Brands range from established labels to overseas names.

The Sunday Telegraph was last week able to buy a range of popular brands that had been imported from China, Korea and Hong Kong.

Most had “for duty free sale only” written on the side. Some had health warnings but no graphic pictures.

The trade in smuggled duty free cigarettes from other countries has doubled in the past six months, according to one of the large tobacco companies.

Popularity of illegal loose-leaf tobacco _ referred to as “chop chop’ was falling as demand for more convenient ready-made cigarettes rose, a spokesperson for British American Tobacco Australasia (BATA) said.

Rising quantities of illegal duty free cigarettes are another blow to the tobacco industry which faces the reality of plain packaging laws.

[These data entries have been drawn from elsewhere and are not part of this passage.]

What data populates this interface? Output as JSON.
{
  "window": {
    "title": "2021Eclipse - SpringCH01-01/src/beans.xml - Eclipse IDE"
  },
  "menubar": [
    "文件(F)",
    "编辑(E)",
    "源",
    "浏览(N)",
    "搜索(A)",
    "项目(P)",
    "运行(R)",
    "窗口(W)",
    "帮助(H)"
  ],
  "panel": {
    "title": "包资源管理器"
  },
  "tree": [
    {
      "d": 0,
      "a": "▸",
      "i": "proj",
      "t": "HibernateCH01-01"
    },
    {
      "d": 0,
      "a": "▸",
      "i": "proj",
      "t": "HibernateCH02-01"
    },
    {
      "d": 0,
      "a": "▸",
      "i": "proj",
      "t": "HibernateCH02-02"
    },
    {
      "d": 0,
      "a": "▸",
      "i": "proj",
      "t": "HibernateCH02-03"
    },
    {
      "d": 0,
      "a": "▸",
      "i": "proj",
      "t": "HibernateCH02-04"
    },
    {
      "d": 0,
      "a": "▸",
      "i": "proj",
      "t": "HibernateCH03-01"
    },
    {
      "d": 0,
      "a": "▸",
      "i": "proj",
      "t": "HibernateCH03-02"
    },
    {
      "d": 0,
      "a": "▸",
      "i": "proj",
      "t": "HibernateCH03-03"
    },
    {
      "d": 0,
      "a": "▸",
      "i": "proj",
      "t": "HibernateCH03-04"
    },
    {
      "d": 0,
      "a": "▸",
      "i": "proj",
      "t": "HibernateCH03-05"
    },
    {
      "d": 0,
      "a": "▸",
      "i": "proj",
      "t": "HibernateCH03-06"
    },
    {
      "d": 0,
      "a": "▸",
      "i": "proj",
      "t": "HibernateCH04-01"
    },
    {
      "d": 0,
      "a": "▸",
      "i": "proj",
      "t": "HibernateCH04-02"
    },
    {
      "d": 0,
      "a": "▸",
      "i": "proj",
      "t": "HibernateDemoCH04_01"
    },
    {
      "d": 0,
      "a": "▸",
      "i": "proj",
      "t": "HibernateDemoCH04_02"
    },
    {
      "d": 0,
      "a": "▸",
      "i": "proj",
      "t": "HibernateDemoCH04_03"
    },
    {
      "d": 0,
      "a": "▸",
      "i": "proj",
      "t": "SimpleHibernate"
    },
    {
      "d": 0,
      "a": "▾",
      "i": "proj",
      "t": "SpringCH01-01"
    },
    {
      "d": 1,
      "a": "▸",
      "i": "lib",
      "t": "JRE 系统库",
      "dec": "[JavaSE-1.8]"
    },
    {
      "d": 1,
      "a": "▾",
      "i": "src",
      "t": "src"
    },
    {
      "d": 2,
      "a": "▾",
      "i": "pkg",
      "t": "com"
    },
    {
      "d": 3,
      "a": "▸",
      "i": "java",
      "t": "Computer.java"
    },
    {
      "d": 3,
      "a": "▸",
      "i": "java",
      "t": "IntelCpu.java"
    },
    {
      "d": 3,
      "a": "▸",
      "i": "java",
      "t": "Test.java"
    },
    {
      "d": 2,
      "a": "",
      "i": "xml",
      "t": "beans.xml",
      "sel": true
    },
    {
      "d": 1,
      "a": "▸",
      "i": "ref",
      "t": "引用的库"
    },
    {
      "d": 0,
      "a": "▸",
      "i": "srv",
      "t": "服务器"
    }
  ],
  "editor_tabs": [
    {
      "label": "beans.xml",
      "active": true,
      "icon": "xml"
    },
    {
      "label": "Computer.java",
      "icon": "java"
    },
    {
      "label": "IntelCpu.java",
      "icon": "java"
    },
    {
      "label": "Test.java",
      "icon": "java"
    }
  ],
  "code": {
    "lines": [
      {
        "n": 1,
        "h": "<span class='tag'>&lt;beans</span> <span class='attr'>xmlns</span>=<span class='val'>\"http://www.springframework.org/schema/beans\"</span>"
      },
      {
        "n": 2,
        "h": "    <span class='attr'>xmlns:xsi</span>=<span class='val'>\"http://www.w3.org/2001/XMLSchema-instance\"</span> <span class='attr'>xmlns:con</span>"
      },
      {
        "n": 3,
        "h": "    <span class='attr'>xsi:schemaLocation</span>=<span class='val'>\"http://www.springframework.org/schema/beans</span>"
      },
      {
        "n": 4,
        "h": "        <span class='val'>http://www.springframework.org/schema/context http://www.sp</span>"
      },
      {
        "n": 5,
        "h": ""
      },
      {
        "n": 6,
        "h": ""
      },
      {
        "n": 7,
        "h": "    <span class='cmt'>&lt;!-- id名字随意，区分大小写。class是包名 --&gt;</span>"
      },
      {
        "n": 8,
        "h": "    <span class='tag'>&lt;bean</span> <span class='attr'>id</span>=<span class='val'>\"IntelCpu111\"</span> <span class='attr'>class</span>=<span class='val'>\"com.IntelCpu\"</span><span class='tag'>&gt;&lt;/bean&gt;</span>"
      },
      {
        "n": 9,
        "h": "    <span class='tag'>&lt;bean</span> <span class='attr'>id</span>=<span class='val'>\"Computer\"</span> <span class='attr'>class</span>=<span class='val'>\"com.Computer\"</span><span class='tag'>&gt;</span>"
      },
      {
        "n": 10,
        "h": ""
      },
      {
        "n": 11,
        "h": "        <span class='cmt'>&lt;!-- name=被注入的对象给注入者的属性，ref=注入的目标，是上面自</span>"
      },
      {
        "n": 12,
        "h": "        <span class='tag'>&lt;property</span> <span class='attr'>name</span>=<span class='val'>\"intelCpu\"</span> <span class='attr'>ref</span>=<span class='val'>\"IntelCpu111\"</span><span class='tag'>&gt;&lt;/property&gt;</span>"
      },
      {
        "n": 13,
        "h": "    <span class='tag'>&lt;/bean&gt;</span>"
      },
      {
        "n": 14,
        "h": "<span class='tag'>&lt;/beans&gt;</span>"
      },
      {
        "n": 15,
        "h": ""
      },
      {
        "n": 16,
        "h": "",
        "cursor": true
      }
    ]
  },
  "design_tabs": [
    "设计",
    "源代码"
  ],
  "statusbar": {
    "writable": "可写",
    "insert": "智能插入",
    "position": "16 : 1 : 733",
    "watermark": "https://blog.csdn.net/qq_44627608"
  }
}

All cigarettes will be sold in olive-brown packs emblazoned with health warnings from December next year. Police are more likely to seize illegal tobacco at import level said Simon Chapman, professor of public health at the University of Sydney.

The large scale Operation Polaris, a joint effort by NSW and Federal Police, Customs and Border Protection Service and the NSW Crime Commission last month cracked a major tobacco smuggling ring.

More than 60 tonnes of illegal tobacco and 25 million counterfeit cigarettes were seized in Sydney and two men charged with bribery, dealing in proceeds of crime, and obtaining financial advantage by deception.

But fewer prosecutions occurred at retail level, BATA’s anti illicit trade manager Barry Wilson said, as illegal tobacco was so hard to track once it slipped through the net into circulation.